Os impactos nocivos da moda são amplamente conhecidos e atingem todos os ecossistemas brasileiros, inclusive os amazônicos. O ouro usado nas joalherias pode estar marcado pelo garimpo ilegal, parte do couro usado em roupas e acessórios já apresentou indícios de ser oriundo do desmatamento, o algodão ocupa imensos espaços no cerrado e a transparência é pouca ou nula no setor. 

Mesmo assim, Cleber pontua que vale a pena adentrar nesse mercado. “É uma indústria totalmente poluidora, mas porque queremos estar nela? Pois os povos indígenas tem algo a oferecer.
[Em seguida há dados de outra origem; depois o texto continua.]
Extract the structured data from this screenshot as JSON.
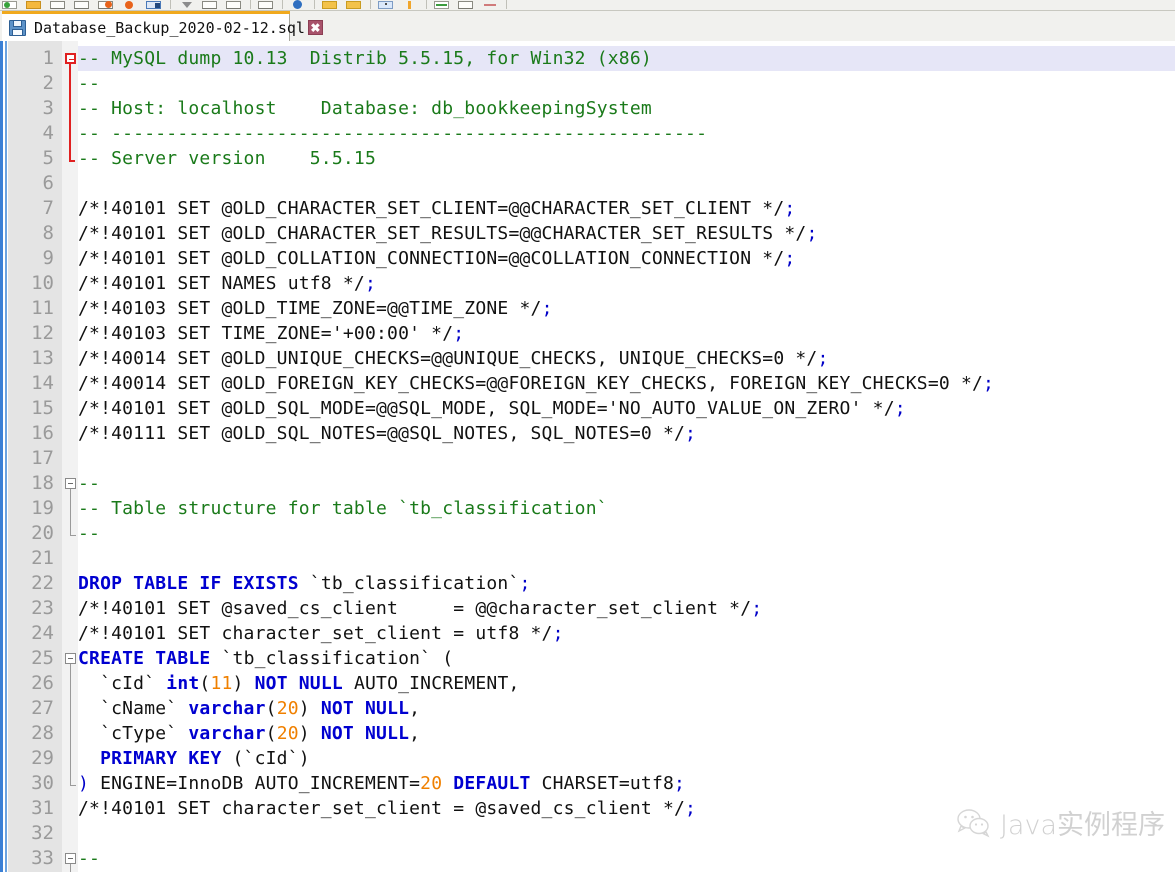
{
  "window": {
    "app": "Notepad++",
    "accent_tab": "#f0a91e",
    "line_highlight": "#e6e6f7"
  },
  "toolbar": {
    "icons": [
      "new-file-icon",
      "save-icon",
      "open-folder-icon",
      "save-all-icon",
      "print-icon",
      "cut-icon",
      "copy-icon",
      "paste-icon",
      "undo-icon",
      "redo-icon",
      "find-icon",
      "replace-icon",
      "zoom-in-icon",
      "zoom-out-icon",
      "sync-scroll-icon",
      "word-wrap-icon",
      "show-all-chars-icon",
      "indent-guide-icon",
      "macro-record-icon",
      "macro-play-icon",
      "run-icon",
      "tab-settings-icon",
      "close-icon"
    ]
  },
  "tab": {
    "icon": "floppy-disk-icon",
    "label": "Database_Backup_2020-02-12.sql",
    "close_label": "✖"
  },
  "watermark": {
    "icon": "wechat-icon",
    "text": "Java实例程序"
  },
  "editor": {
    "colors": {
      "comment": "#1a7a1a",
      "keyword": "#0000d0",
      "number": "#f08000",
      "operator": "#0000c8",
      "plain": "#111111",
      "gutter_bg": "#e4e4e4",
      "line_number": "#9a9a9a"
    },
    "current_line": 1,
    "first_visible_line": 1,
    "last_visible_line": 33,
    "lines": [
      {
        "n": 1,
        "fold": "start-red",
        "tokens": [
          [
            "cm",
            "-- MySQL dump 10.13  Distrib 5.5.15, for Win32 (x86)"
          ]
        ]
      },
      {
        "n": 2,
        "fold": "bar-red",
        "tokens": [
          [
            "cm",
            "--"
          ]
        ]
      },
      {
        "n": 3,
        "fold": "bar-red",
        "tokens": [
          [
            "cm",
            "-- Host: localhost    Database: db_bookkeepingSystem"
          ]
        ]
      },
      {
        "n": 4,
        "fold": "bar-red",
        "tokens": [
          [
            "cm",
            "-- ------------------------------------------------------"
          ]
        ]
      },
      {
        "n": 5,
        "fold": "end-red",
        "tokens": [
          [
            "cm",
            "-- Server version\t5.5.15"
          ]
        ]
      },
      {
        "n": 6,
        "fold": "",
        "tokens": []
      },
      {
        "n": 7,
        "fold": "",
        "tokens": [
          [
            "pl",
            "/*!40101 SET @OLD_CHARACTER_SET_CLIENT=@@CHARACTER_SET_CLIENT */"
          ],
          [
            "op",
            ";"
          ]
        ]
      },
      {
        "n": 8,
        "fold": "",
        "tokens": [
          [
            "pl",
            "/*!40101 SET @OLD_CHARACTER_SET_RESULTS=@@CHARACTER_SET_RESULTS */"
          ],
          [
            "op",
            ";"
          ]
        ]
      },
      {
        "n": 9,
        "fold": "",
        "tokens": [
          [
            "pl",
            "/*!40101 SET @OLD_COLLATION_CONNECTION=@@COLLATION_CONNECTION */"
          ],
          [
            "op",
            ";"
          ]
        ]
      },
      {
        "n": 10,
        "fold": "",
        "tokens": [
          [
            "pl",
            "/*!40101 SET NAMES utf8 */"
          ],
          [
            "op",
            ";"
          ]
        ]
      },
      {
        "n": 11,
        "fold": "",
        "tokens": [
          [
            "pl",
            "/*!40103 SET @OLD_TIME_ZONE=@@TIME_ZONE */"
          ],
          [
            "op",
            ";"
          ]
        ]
      },
      {
        "n": 12,
        "fold": "",
        "tokens": [
          [
            "pl",
            "/*!40103 SET TIME_ZONE='+00:00' */"
          ],
          [
            "op",
            ";"
          ]
        ]
      },
      {
        "n": 13,
        "fold": "",
        "tokens": [
          [
            "pl",
            "/*!40014 SET @OLD_UNIQUE_CHECKS=@@UNIQUE_CHECKS, UNIQUE_CHECKS=0 */"
          ],
          [
            "op",
            ";"
          ]
        ]
      },
      {
        "n": 14,
        "fold": "",
        "tokens": [
          [
            "pl",
            "/*!40014 SET @OLD_FOREIGN_KEY_CHECKS=@@FOREIGN_KEY_CHECKS, FOREIGN_KEY_CHECKS=0 */"
          ],
          [
            "op",
            ";"
          ]
        ]
      },
      {
        "n": 15,
        "fold": "",
        "tokens": [
          [
            "pl",
            "/*!40101 SET @OLD_SQL_MODE=@@SQL_MODE, SQL_MODE='NO_AUTO_VALUE_ON_ZERO' */"
          ],
          [
            "op",
            ";"
          ]
        ]
      },
      {
        "n": 16,
        "fold": "",
        "tokens": [
          [
            "pl",
            "/*!40111 SET @OLD_SQL_NOTES=@@SQL_NOTES, SQL_NOTES=0 */"
          ],
          [
            "op",
            ";"
          ]
        ]
      },
      {
        "n": 17,
        "fold": "",
        "tokens": []
      },
      {
        "n": 18,
        "fold": "start-gray",
        "tokens": [
          [
            "cm",
            "--"
          ]
        ]
      },
      {
        "n": 19,
        "fold": "bar-gray",
        "tokens": [
          [
            "cm",
            "-- Table structure for table `tb_classification`"
          ]
        ]
      },
      {
        "n": 20,
        "fold": "end-gray",
        "tokens": [
          [
            "cm",
            "--"
          ]
        ]
      },
      {
        "n": 21,
        "fold": "",
        "tokens": []
      },
      {
        "n": 22,
        "fold": "",
        "tokens": [
          [
            "kw",
            "DROP TABLE IF EXISTS"
          ],
          [
            "pl",
            " `tb_classification`"
          ],
          [
            "op",
            ";"
          ]
        ]
      },
      {
        "n": 23,
        "fold": "",
        "tokens": [
          [
            "pl",
            "/*!40101 SET @saved_cs_client     = @@character_set_client */"
          ],
          [
            "op",
            ";"
          ]
        ]
      },
      {
        "n": 24,
        "fold": "",
        "tokens": [
          [
            "pl",
            "/*!40101 SET character_set_client = utf8 */"
          ],
          [
            "op",
            ";"
          ]
        ]
      },
      {
        "n": 25,
        "fold": "start-gray",
        "tokens": [
          [
            "kw",
            "CREATE TABLE"
          ],
          [
            "pl",
            " `tb_classification` ("
          ]
        ]
      },
      {
        "n": 26,
        "fold": "bar-gray",
        "tokens": [
          [
            "pl",
            "  `cId` "
          ],
          [
            "kw",
            "int"
          ],
          [
            "pl",
            "("
          ],
          [
            "num",
            "11"
          ],
          [
            "pl",
            ") "
          ],
          [
            "kw",
            "NOT NULL"
          ],
          [
            "pl",
            " AUTO_INCREMENT,"
          ]
        ]
      },
      {
        "n": 27,
        "fold": "bar-gray",
        "tokens": [
          [
            "pl",
            "  `cName` "
          ],
          [
            "kw",
            "varchar"
          ],
          [
            "pl",
            "("
          ],
          [
            "num",
            "20"
          ],
          [
            "pl",
            ") "
          ],
          [
            "kw",
            "NOT NULL"
          ],
          [
            "pl",
            ","
          ]
        ]
      },
      {
        "n": 28,
        "fold": "bar-gray",
        "tokens": [
          [
            "pl",
            "  `cType` "
          ],
          [
            "kw",
            "varchar"
          ],
          [
            "pl",
            "("
          ],
          [
            "num",
            "20"
          ],
          [
            "pl",
            ") "
          ],
          [
            "kw",
            "NOT NULL"
          ],
          [
            "pl",
            ","
          ]
        ]
      },
      {
        "n": 29,
        "fold": "bar-gray",
        "tokens": [
          [
            "pl",
            "  "
          ],
          [
            "kw",
            "PRIMARY KEY"
          ],
          [
            "pl",
            " (`cId`)"
          ]
        ]
      },
      {
        "n": 30,
        "fold": "end-gray",
        "tokens": [
          [
            "op",
            ")"
          ],
          [
            "pl",
            " ENGINE=InnoDB AUTO_INCREMENT="
          ],
          [
            "num",
            "20"
          ],
          [
            "pl",
            " "
          ],
          [
            "kw",
            "DEFAULT"
          ],
          [
            "pl",
            " CHARSET=utf8"
          ],
          [
            "op",
            ";"
          ]
        ]
      },
      {
        "n": 31,
        "fold": "",
        "tokens": [
          [
            "pl",
            "/*!40101 SET character_set_client = @saved_cs_client */"
          ],
          [
            "op",
            ";"
          ]
        ]
      },
      {
        "n": 32,
        "fold": "",
        "tokens": []
      },
      {
        "n": 33,
        "fold": "start-gray",
        "tokens": [
          [
            "cm",
            "--"
          ]
        ]
      }
    ]
  }
}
Não só as estampas, culturas e desenhos, queremos mostrar que é preciso repensar esse modelo econômico da moda e como respeitar os detentores de saberes indígenas”, diz. Ele destaca que casos de apropriação cultural e racismo no setor são comuns e, por isso, profissionais e marcas têm muito a aprender sobre como respeitar e defender os povos e terras indígenas.

Colar Kayapó.

Colar Kayapó. Foto: Loiro Cunha | Origens Brasil

Para Patrícia, a boa notícia é que existem instrumentos suficientes para efetuar a mudança. “Já temos conhecimento para fazer a rastreabilidade de produtos. Temos vários sistemas de certificação. A gente não precisa criar nenhum mecanismo novo, mas sim fazer com que o setor se comprometa e buscar investimentos para que os elos se adequem aos anseios do planeta. Temos uma urgência, e é a emergência”. 

Outro ponto crucial, que pode garantir a ética na moda, é a prática de compra. Muitas vezes, as marcas escolhem o fornecedor que produz mais barato, sem conhecimento de suas condições de trabalho ou seus impactos socioambientais, alimentando assim uma condição desigual. “Acredito que a indústria da moda tem que rever como remunera seus parceiros comerciais, principalmente os indígenas”, argumenta Cleber. “Eles não querem só doação, eles querem o reconhecimento que seu patrimônio cultural tem um valor muito grande, e ver que aquela relação [comercial] lhes agregou valor”, finaliza.